Eklavya Valmekan, one of the two Valmikis who had approached the Supreme Court in support of the abrogation of Article 370, expressed happiness over the decision. Valmekan said it has given a final burial to the temporary provision of the Constitution which enabled successive governments in the erstwhile J-K state to discriminate against his community.
Valmekan, along with his neighbour Radhika, had filed an application before the Supreme Court requesting a hearing before it decided the writ petitions challenging the Central government’s decision to abrogate Article 370.
The Supreme Court has given a historic decision after hearing all the parties and keeping the interests of all the people in mind, he said, adding that it will go a long way in rectifying the injustice done to marginalised sections of society by J-K governments before August 5, 2019.
“I was a bit apprehensive before the court’s decision, but now all fears have gone,’’ said Valmekan, who is a graduate and has approached the Jammu Municipal Corporation for appointment as a sanitation worker in place of his father who died in service.

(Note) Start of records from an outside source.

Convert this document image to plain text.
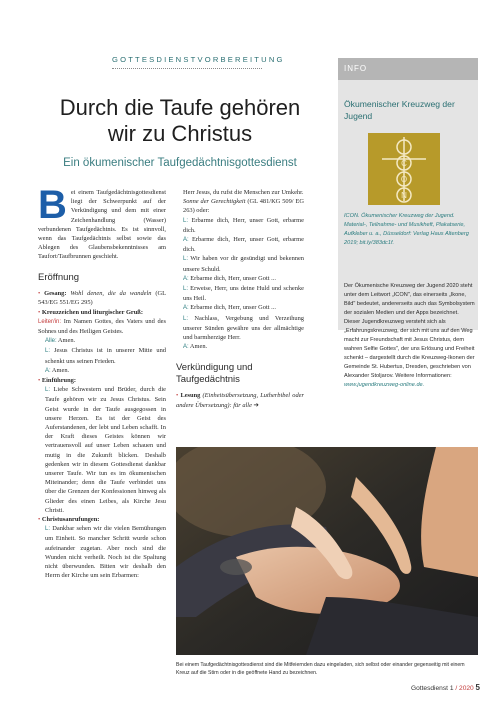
GOTTESDIENSTVORBEREITUNG
Durch die Taufe gehören
wir zu Christus
Ein ökumenischer Taufgedächtnisgottesdienst

Bei einem Taufgedächtnisgottesdienst liegt der Schwerpunkt auf der Verkündigung und dem mit einer Zeichenhandlung (Wasser) verbundenen Taufgedächtnis. Es ist sinnvoll, wenn das Taufgedächtnis selbst sowie das Ablegen des Glaubensbekenntnisses am Taufort/Taufbrunnen geschieht.

Eröffnung

• Gesang: Wohl denen, die da wandeln (GL 543/EG 551/EG 295)

• Kreuzzeichen und liturgischer Gruß:

Leiter/in: Im Namen Gottes, des Vaters und des Sohnes und des Heiligen Geistes.

Alle: Amen.

L: Jesus Christus ist in unserer Mitte und schenkt uns seinen Frieden.

A: Amen.

• Einführung:

L: Liebe Schwestern und Brüder, durch die Taufe gehören wir zu Jesus Christus. Sein Geist wurde in der Taufe ausgegossen in unsere Herzen. Es ist der Geist des Auferstandenen, der lebt und Leben schafft. In der Kraft dieses Geistes können wir vertrauensvoll auf unser Leben schauen und mutig in die Zukunft blicken. Deshalb gedenken wir in diesem Gottesdienst dankbar unserer Taufe. Wir tun es im ökumenischen Miteinander; denn die Taufe verbindet uns über die Grenzen der Konfessionen hinweg als Glieder des einen Leibes, als Kirche Jesu Christi.

• Christusanrufungen:

L: Dankbar sehen wir die vielen Bemühungen um Einheit. So mancher Schritt wurde schon aufeinander zugetan. Aber noch sind die Wunden nicht verheilt. Noch ist die Spaltung nicht überwunden. Bitten wir deshalb den Herrn der Kirche um sein Erbarmen:

Herr Jesus, du rufst die Menschen zur Umkehr.

Sonne der Gerechtigkeit (GL 481/KG 509/ EG 263) oder:

L: Erbarme dich, Herr, unser Gott, erbarme dich.

A: Erbarme dich, Herr, unser Gott, erbarme dich.

L: Wir haben vor dir gesündigt und bekennen unsere Schuld.

A: Erbarme dich, Herr, unser Gott ...

L: Erweise, Herr, uns deine Huld und schenke uns Heil.

A: Erbarme dich, Herr, unser Gott ...

L: Nachlass, Vergebung und Verzeihung unserer Sünden gewähre uns der allmächtige und barmherzige Herr.

A: Amen.

Verkündigung und
Taufgedächtnis

• Lesung (Einheitsübersetzung, Lutherbibel oder andere Übersetzung): für alle ➔

INFO
Ökumenischer Kreuzweg der Jugend
I
C
O
N
ICON. Ökumenischer Kreuzweg der Jugend. Material-, Teilnahme- und Musikheft, Plakatserie, Aufkleber u. a., Düsseldorf: Verlag Haus Altenberg 2019; bit.ly/383dc1f.
Der Ökumenische Kreuzweg der Jugend 2020 steht unter dem Leitwort „ICON", das einerseits „Ikone, Bild" bedeutet, andererseits auch das Symbolsystem der sozialen Medien und der Apps bezeichnet. Dieser Jugendkreuzweg versteht sich als „Erfahrungskreuzweg, der sich mit uns auf den Weg macht zur Freundschaft mit Jesus Christus, dem wahren Selfie Gottes", der uns Erlösung und Freiheit schenkt – dargestellt durch die Kreuzweg-Ikonen der Gemeinde St. Hubertus, Dresden, geschrieben von Alexander Stoljarov. Weitere Informationen: www.jugendkreuzweg-online.de.
Bei einem Taufgedächtnisgottesdienst sind die Mitfeiernden dazu eingeladen, sich selbst oder einander gegenseitig mit einem Kreuz auf die Stirn oder in die geöffnete Hand zu bezeichnen.
Gottesdienst 1 / 2020 5
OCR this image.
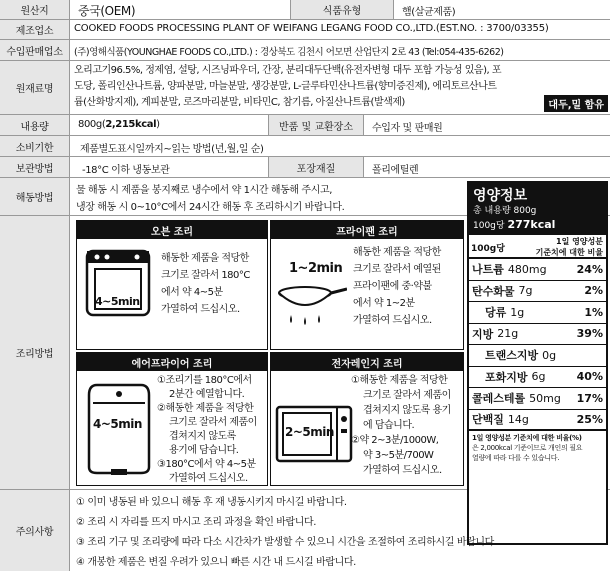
원산지	중국(OEM)	식품유형	햄(살균제품)
제조업소	COOKED FOODS PROCESSING PLANT OF WEIFANG LEGANG FOOD CO.,LTD.(EST.NO. : 3700/03355)
수입판매업소	(주)영해식품(YOUNGHAE FOODS CO.,LTD.) : 경상북도 김천시 어모면 산업단지 2로 43 (Tel:054-435-6262)
원재료명
오리고기96.5%, 정제염, 설탕, 시즈닝파우더, 간장, 분리대두단백(유전자변형 대두 포함 가능성 있음), 포
도당, 폴리인산나트륨, 양파분말, 마늘분말, 생강분말, L-글루타민산나트륨(향미증진제), 에리토르산나트
륨(산화방지제), 계피분말, 로즈마리분말, 비타민C, 참기름, 아질산나트륨(발색제)	대두,밀 함유
내용량	800g(2,215kcal)	반품 및 교환장소	수입자 및 판매원
소비기한	제품별도표시일까지~읽는 방법(년,월,일 순)
보관방법	-18°C 이하 냉동보관	포장재질	폴리에틸렌
해동방법
물 해동 시 제품을 봉지째로 냉수에서 약 1시간 해동해 주시고,
냉장 해동 시 0~10°C에서 24시간 해동 후 조리하시기 바랍니다.
조리방법
오븐 조리
4~5min
해동한 제품을 적당한
크기로 잘라서 180°C
에서 약 4~5분
가열하여 드십시오.
프라이팬 조리
1~2min
해동한 제품을 적당한
크기로 잘라서 예열된
프라이팬에 중·약불
에서 약 1~2분
가열하여 드십시오.
에어프라이어 조리
4~5min
①조리기를 180°C에서
2분간 예열합니다.
②해동한 제품을 적당한
크기로 잘라서 제품이
겹쳐지지 않도록
용기에 담습니다.
③180°C에서 약 4~5분
가열하여 드십시오.
전자레인지 조리
2~5min
①해동한 제품을 적당한
크기로 잘라서 제품이
겹쳐지지 않도록 용기
에 담습니다.
②약 2~3분/1000W,
약 3~5분/700W
가열하여 드십시오.
영양정보
총 내용량 800g
100g당 277kcal
100g당
1일 영양성분
기준치에 대한 비율
나트륨 480mg	24%
탄수화물 7g	2%
당류 1g	1%
지방 21g	39%
트랜스지방 0g
포화지방 6g	40%
콜레스테롤 50mg 17%
단백질 14g	25%
1일 영양성분 기준치에 대한 비율(%)
은 2,000kcal 기준이므로 개인의 필요
열량에 따라 다를 수 있습니다.
주의사항
① 이미 냉동된 바 있으니 해동 후 재 냉동시키지 마시길 바랍니다.
② 조리 시 자리를 뜨지 마시고 조리 과정을 확인 바랍니다.
③ 조리 기구 및 조리량에 따라 다소 시간차가 발생할 수 있으니 시간을 조절하여 조리하시길 바랍니다.
④ 개봉한 제품은 변질 우려가 있으니 빠른 시간 내 드시길 바랍니다.
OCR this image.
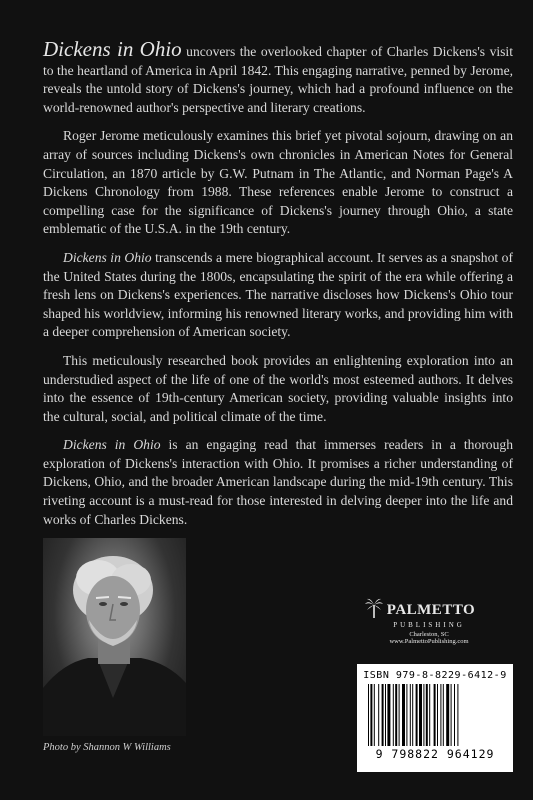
Dickens in Ohio uncovers the overlooked chapter of Charles Dickens's visit to the heartland of America in April 1842. This engaging narrative, penned by Jerome, reveals the untold story of Dickens's journey, which had a profound influence on the world-renowned author's perspective and literary creations.

Roger Jerome meticulously examines this brief yet pivotal sojourn, drawing on an array of sources including Dickens's own chronicles in American Notes for General Circulation, an 1870 article by G.W. Putnam in The Atlantic, and Norman Page's A Dickens Chronology from 1988. These references enable Jerome to construct a compelling case for the significance of Dickens's journey through Ohio, a state emblematic of the U.S.A. in the 19th century.

Dickens in Ohio transcends a mere biographical account. It serves as a snapshot of the United States during the 1800s, encapsulating the spirit of the era while offering a fresh lens on Dickens's experiences. The narrative discloses how Dickens's Ohio tour shaped his worldview, informing his renowned literary works, and providing him with a deeper comprehension of American society.

This meticulously researched book provides an enlightening exploration into an understudied aspect of the life of one of the world's most esteemed authors. It delves into the essence of 19th-century American society, providing valuable insights into the cultural, social, and political climate of the time.

Dickens in Ohio is an engaging read that immerses readers in a thorough exploration of Dickens's interaction with Ohio. It promises a richer understanding of Dickens, Ohio, and the broader American landscape during the mid-19th century. This riveting account is a must-read for those interested in delving deeper into the life and works of Charles Dickens.

Photo by Shannon W Williams
PALMETTO
PUBLISHING
Charleston, SC
www.PalmettoPublishing.com
ISBN 979-8-8229-6412-9
9 798822 964129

Hope for Valmiki community
Both Valmekan and Radhika’s great-grandfathers were brought to Jammu from Amritsar in 1957, when the local sanitation workers went on strike, with the promise that they would get all rights and facilities extended to residents. They were housed in temporary quarters made of tin in the now posh Gandhi Nagar, then a protected forest area.
Despite the promise of rights, generation after generation was ineligible to vote in the Legislative Assembly, municipality or panchayat polls. Their children could not apply for state government jobs either. “Post 370 abrogation, our lives have changed for the better,” said Valmekan.
He said he had applied for a job at J&K Bank two years ago, which was not possible for him earlier as he did not possess a state subject (permanent residence certificate). However, he said it is a different matter that he could not succeed.
The Valmiki community comprises 8,000 to 10,000 people living in Jammu at present, and most of them are engaged in sanitation work, said Garu Bhatti, leader of the Safai Karamcharis.
Bhatti, President, Valmiki Samaj Sabha, said, “Valmikis continued their ancestral job — sanitation work — due to lack of education. There was no point in getting an education when the lack of a permanent resident certificate made them ineligible for government jobs. The few Valmikis who managed to land Central government jobs were still engaged as sanitation workers. We could not even run our businesses because a permanent resident certificate was needed to apply for a GST number.”
The Supreme Court decision upholding the abrogation of Article 370 has not only put at rest all apprehensions within the community about its restoration but has also given them hope for a brighter future.
“More and more children from the community are now applying for government jobs. They have also been included in the list of Scheduled Castes in the UT. They are not just eligible to vote, but to contest elections as well,” said Bhatti.
He added that nearly a dozen boys and girls from the community are graduates today and at least one of them has completed post-graduation.